Diese Untersuchung hat aber auch gezeigt (wie schon viele andere Untersuchungen – so die Womens Health Study), dass die Betrachtungsweise der klassischen Blutfette, also des Gesamtcholesterins/ LDL-Cholesterins, bei der Risikoabschätzung nicht wirklich weiterhelfen: So erleidet die Hälfte aller Frauen einen Herzinfarkt, obwohl das sog. LDL-Cholesterin („böses Cholesterin“) unter 130 mg/dl gelegen hat.

Schlaganfall-Gefährdung bei Frauen größer

Eine kleine „Sonderrolle“ scheint der Schlaganfall zu sein. Hier sind Frauen etwas gefährdeter, offenbar auch deshalb, da bei Frauen ein sich entwickelnder Bluthochdruck nicht in dem Ausmaß diagnostiziert und therapiert wird, wie dies bei Männern der Fall ist. Möglicherweise sind die Bedenken gegenüber Nebenwirkungen von Medikamenten bei Frauen stärker ausgeprägt und wiegen stärker als die Angst vor den Folgen des Bluthochdruckes – dem Schlaganfall. Die Internisten und Kardiologen haben diesem Umstand aber bereits Rechnung getragen. So wird bei Frauen in der Frage, ob zum Schlaganfallschutz das blutverdünnende Marcumar eingesetzt wird, wenn sich im Alter einmal Vorhofflimmern zeigt, alleine das weibliche Geschlecht als zusätzlicher Risikofaktor gesehen. Die Ärzte wissen also, dass Frauen hier besonders gefährdet sind und empfehlen Marcumar in dieser Situation eher als bei Männern.

Frauenspezifische Herzinfarkt-Symptome

Ein wesentliches Dilemma in der Behandlung des Herzinfarktes ist es, dass Frauen den Herzinfarkt nicht in der „klassischen“ Weise verspüren wie Männer.

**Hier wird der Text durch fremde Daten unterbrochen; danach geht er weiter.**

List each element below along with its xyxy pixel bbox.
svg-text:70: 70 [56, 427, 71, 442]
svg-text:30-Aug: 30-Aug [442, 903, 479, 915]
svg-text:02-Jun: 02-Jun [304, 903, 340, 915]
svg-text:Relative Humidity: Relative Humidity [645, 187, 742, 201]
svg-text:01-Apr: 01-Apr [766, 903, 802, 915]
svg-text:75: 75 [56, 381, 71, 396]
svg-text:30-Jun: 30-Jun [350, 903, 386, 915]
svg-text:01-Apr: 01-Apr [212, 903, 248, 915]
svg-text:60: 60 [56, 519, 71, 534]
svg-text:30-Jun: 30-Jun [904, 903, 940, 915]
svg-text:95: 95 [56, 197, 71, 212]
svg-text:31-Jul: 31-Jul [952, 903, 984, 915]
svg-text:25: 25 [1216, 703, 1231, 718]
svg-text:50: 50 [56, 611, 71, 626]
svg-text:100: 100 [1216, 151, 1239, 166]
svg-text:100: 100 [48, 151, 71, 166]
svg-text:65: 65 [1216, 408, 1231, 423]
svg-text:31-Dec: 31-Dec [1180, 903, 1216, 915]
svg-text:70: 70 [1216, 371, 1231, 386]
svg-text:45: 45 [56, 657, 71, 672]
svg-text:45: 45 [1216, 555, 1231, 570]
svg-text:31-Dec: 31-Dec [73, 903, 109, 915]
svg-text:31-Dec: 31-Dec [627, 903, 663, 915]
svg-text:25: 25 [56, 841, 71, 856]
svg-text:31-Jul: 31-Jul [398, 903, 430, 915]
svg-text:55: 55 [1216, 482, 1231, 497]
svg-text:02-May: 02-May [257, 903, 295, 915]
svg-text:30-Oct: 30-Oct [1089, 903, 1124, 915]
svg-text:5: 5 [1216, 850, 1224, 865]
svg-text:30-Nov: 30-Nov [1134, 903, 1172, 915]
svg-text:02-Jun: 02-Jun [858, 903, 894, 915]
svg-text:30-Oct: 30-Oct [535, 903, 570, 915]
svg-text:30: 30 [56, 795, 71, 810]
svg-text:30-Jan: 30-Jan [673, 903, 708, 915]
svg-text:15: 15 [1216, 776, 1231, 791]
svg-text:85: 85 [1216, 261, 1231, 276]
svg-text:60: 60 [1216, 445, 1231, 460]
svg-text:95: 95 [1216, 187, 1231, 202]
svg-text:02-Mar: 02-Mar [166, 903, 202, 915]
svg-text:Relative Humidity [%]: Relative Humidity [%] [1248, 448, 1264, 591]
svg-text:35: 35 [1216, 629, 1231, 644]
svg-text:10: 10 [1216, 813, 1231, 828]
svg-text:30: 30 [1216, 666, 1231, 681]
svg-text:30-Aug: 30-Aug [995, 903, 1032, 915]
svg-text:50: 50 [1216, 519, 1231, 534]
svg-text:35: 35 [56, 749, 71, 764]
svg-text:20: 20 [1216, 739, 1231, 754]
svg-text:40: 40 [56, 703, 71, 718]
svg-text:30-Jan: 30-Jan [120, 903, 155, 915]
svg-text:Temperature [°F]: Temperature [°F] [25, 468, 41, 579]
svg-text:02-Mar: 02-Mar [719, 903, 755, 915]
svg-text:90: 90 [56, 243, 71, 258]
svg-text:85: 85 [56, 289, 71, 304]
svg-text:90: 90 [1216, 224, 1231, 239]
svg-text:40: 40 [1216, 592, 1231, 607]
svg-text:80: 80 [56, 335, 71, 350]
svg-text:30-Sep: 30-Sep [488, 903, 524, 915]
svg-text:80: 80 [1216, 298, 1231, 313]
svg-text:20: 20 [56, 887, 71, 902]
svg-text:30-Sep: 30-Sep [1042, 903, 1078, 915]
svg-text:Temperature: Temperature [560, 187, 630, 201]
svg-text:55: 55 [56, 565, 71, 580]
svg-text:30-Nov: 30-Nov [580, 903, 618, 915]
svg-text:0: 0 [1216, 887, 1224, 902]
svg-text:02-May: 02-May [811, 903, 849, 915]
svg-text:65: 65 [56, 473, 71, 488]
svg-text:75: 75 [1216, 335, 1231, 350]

Häufig liegt eben kein Brustschmerz vor, sondern nur ein allgemeines Unwohlsein und sog. vegetative Begleitsymptome wie Übelkeit, Schwitzen und Schwäche. Insofern ist es nicht verwunderlich, dass sich die Behandlungsqualität beim akuten Herzinfarkt bei Männern und Frauen unterscheidet, will heißen bei Frauen schlechter ist: Wenn einmal ein Herzinfarkt erlitten wird, ist die Sterblichkeit bei Frauen an diesem Infarkt höher, was durchaus an der verzögerten und manchmal in die Irre gehenden Diagnose liegt. „Frauenherzen schlagen anders“, hieß bereits Ende der 90er Jahre eine diesbezügliche Kampagne der Deutschen Gesellschaft für Kardiologie. In den letzten Jahren hat sich die Sterblichkeit am Herzinfarkt bei Frauen aber insgesamt deutlich verbessert. Dies deutet darauf hin, dass es richtig war, die frauenspezifische Herzinfarkt-Symptomatik in der Ausbildung von Internisten und Kardiologen zu verankern.